In summary, it is difficult for the long-term use temperature of high-temperature titanium alloys in the world to exceed 600°C. The main reason is that the use temperature is higher than 600°C. On the one hand, it is difficult to match and coordinate the thermal strength and thermal stability of the alloy; The oxidizing property drops sharply, resulting in a decrease in thermal stability and fatigue performance. Corresponding to the parts used in the compressor part of aero engines, there is also a risk of titanium fire.

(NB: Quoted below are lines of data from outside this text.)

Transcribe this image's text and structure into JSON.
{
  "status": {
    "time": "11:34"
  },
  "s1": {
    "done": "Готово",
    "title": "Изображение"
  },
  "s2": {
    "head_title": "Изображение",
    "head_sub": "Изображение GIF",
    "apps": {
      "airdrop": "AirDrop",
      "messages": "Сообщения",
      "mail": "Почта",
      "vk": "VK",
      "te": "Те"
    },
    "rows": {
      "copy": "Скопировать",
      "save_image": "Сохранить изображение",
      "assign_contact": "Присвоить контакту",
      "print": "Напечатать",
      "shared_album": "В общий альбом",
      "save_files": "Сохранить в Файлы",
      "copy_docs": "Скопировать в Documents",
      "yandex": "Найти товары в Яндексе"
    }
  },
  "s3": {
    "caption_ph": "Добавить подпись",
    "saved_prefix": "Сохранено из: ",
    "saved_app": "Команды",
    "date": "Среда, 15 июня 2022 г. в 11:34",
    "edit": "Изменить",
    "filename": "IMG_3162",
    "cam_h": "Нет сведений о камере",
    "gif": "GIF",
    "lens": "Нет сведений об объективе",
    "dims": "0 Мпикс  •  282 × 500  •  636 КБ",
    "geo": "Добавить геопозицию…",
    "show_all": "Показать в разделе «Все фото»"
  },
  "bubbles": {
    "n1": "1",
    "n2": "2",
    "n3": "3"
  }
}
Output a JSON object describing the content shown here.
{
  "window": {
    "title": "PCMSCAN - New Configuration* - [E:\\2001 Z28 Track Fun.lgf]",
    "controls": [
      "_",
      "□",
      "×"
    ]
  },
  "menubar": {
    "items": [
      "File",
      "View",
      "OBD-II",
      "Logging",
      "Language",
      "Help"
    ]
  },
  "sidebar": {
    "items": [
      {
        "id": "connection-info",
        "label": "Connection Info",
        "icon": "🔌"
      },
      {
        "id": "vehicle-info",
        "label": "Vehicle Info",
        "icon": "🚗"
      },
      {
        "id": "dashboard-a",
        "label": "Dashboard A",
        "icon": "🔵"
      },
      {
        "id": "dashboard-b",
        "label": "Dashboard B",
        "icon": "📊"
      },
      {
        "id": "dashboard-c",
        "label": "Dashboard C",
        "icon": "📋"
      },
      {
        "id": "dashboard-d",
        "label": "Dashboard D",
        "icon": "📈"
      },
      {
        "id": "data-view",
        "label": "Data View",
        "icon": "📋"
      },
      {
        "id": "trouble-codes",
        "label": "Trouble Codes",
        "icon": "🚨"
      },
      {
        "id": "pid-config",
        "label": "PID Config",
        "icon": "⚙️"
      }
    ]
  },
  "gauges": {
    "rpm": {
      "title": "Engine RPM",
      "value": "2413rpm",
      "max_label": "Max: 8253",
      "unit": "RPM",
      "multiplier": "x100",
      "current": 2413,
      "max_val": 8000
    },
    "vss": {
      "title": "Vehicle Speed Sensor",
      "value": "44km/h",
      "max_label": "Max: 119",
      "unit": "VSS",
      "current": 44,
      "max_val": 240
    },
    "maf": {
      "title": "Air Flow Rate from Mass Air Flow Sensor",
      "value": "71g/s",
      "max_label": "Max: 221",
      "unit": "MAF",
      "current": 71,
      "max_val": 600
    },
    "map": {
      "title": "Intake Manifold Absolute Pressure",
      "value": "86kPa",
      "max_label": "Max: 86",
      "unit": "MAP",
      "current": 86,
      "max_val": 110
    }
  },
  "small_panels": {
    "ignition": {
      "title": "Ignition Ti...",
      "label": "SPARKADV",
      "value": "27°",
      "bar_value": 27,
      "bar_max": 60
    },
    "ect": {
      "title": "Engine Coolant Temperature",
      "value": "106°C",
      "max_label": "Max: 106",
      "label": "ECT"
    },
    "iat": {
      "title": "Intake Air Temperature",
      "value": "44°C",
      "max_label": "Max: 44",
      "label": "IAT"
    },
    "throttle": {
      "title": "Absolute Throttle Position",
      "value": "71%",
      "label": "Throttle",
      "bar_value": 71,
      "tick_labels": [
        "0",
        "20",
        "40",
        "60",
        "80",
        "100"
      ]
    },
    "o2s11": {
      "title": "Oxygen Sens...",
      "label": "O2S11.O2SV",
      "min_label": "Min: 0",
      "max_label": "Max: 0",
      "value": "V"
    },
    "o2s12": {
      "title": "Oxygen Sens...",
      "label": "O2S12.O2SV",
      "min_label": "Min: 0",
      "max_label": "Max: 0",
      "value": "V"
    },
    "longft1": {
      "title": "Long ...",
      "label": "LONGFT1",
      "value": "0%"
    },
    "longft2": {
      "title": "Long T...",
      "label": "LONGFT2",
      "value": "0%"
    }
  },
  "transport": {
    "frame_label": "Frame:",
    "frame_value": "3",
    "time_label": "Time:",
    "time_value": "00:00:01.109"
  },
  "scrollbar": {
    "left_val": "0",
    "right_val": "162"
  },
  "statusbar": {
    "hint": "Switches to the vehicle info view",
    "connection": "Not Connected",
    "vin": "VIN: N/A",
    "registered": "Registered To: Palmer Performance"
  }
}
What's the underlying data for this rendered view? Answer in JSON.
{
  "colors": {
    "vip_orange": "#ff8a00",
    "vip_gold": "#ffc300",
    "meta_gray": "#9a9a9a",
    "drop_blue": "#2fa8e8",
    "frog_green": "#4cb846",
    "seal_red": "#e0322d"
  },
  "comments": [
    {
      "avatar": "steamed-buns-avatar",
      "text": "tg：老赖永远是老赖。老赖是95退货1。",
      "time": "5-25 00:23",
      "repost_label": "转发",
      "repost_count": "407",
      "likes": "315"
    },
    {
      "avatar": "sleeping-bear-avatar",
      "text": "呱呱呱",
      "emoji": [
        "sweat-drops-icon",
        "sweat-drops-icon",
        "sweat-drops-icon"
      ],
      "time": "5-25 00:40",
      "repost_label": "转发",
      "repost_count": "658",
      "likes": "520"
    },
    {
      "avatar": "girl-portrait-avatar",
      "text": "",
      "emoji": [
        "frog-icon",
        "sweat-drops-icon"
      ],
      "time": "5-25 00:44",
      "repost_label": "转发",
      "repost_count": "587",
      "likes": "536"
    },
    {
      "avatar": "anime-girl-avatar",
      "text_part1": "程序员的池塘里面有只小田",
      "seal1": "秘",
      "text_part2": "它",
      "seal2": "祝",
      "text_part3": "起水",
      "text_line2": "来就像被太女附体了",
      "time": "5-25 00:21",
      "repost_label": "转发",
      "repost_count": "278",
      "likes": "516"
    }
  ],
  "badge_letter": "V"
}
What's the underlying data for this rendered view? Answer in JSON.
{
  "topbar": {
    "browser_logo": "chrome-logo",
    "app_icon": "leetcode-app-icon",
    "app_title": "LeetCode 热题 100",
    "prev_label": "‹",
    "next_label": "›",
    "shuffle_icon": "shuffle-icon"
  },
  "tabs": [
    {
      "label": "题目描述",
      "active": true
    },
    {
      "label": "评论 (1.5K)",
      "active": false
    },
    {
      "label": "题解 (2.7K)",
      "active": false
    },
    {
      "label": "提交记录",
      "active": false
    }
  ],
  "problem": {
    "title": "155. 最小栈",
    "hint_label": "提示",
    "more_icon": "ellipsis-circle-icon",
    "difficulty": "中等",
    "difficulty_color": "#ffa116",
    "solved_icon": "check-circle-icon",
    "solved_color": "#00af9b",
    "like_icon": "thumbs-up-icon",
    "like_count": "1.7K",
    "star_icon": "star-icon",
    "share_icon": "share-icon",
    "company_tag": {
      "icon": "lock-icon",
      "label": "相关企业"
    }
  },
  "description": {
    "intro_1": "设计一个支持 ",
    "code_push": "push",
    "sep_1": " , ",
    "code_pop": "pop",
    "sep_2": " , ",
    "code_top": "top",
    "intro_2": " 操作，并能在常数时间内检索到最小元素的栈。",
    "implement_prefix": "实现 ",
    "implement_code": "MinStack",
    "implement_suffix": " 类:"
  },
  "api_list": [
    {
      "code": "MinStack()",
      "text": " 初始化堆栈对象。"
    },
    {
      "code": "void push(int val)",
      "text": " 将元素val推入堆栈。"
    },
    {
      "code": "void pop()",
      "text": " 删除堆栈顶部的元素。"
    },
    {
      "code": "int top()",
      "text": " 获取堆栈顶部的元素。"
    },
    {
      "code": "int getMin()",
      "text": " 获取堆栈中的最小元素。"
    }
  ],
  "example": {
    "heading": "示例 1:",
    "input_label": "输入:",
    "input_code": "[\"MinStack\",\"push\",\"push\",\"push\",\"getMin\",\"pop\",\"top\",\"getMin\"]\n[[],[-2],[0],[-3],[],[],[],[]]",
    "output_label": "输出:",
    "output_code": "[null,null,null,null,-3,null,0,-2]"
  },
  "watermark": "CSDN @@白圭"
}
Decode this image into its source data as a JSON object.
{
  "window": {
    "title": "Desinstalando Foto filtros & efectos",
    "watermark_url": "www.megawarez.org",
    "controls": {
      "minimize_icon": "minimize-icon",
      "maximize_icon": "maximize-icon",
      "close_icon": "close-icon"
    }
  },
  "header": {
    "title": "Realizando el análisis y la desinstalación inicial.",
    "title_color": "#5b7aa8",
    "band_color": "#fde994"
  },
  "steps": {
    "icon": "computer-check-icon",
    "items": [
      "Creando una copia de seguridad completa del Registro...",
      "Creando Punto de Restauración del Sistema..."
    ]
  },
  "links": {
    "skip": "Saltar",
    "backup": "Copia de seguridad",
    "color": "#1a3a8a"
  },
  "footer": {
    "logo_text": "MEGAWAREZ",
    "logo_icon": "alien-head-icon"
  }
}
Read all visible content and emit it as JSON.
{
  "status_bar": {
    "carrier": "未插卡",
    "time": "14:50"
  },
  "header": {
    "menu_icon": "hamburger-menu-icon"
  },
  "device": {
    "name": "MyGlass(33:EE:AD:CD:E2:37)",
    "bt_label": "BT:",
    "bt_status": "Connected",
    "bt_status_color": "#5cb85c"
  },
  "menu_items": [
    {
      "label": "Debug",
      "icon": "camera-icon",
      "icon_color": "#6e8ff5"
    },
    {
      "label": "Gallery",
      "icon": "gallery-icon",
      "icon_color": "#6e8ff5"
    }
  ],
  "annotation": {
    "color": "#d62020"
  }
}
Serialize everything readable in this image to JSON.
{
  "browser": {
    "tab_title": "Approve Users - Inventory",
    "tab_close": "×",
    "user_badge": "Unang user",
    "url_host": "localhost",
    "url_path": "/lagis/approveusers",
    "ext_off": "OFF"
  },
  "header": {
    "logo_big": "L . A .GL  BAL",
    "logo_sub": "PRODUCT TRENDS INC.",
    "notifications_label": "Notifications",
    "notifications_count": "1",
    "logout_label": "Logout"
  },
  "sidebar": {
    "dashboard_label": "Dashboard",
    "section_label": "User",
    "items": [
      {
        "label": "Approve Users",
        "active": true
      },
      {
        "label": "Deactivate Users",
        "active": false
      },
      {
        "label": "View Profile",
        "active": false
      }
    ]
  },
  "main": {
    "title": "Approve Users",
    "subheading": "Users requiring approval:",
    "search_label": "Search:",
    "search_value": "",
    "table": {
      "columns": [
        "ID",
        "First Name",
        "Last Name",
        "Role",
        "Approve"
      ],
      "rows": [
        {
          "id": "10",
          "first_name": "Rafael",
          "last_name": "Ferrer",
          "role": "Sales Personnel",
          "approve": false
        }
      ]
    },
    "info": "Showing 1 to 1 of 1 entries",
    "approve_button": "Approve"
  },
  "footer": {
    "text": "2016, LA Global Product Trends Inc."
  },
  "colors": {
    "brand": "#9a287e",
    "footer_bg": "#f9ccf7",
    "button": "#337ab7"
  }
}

The possible solutions are:
- Seek new additional elements.
- Rely on the role of rare earth elements: internal oxidation forms the rare earth oxide to purify the matrix, the use of the difference between the rare earth oxidation and the thermal expansion coefficient of the matrix to form dislocation rings during the cooling process to strengthen the matrix, refine the as-cast grains, and improve thermal stability. Therefore, it is necessary to fully explore the role of rare earth elements.
- Reasonably regulate and control thermal processing technology and heat treatment system. Through the precise control of the thermal processing process, including the control of the thermal processing temperature, strain rate, deformation amount and subsequent cooling rate, the precise prediction of the structure can be achieved. Corresponding performance of the structure and precise organization control are crucial to seeking the best overall performance matching mode of the alloy. For some alloys with performance requirements in a specified direction, the deformation process can also be controlled to form a preferred orientation along that direction, thereby improving its performance in a certain direction.
- A large number of researches on alloy anti-oxidation coatings have been carried out.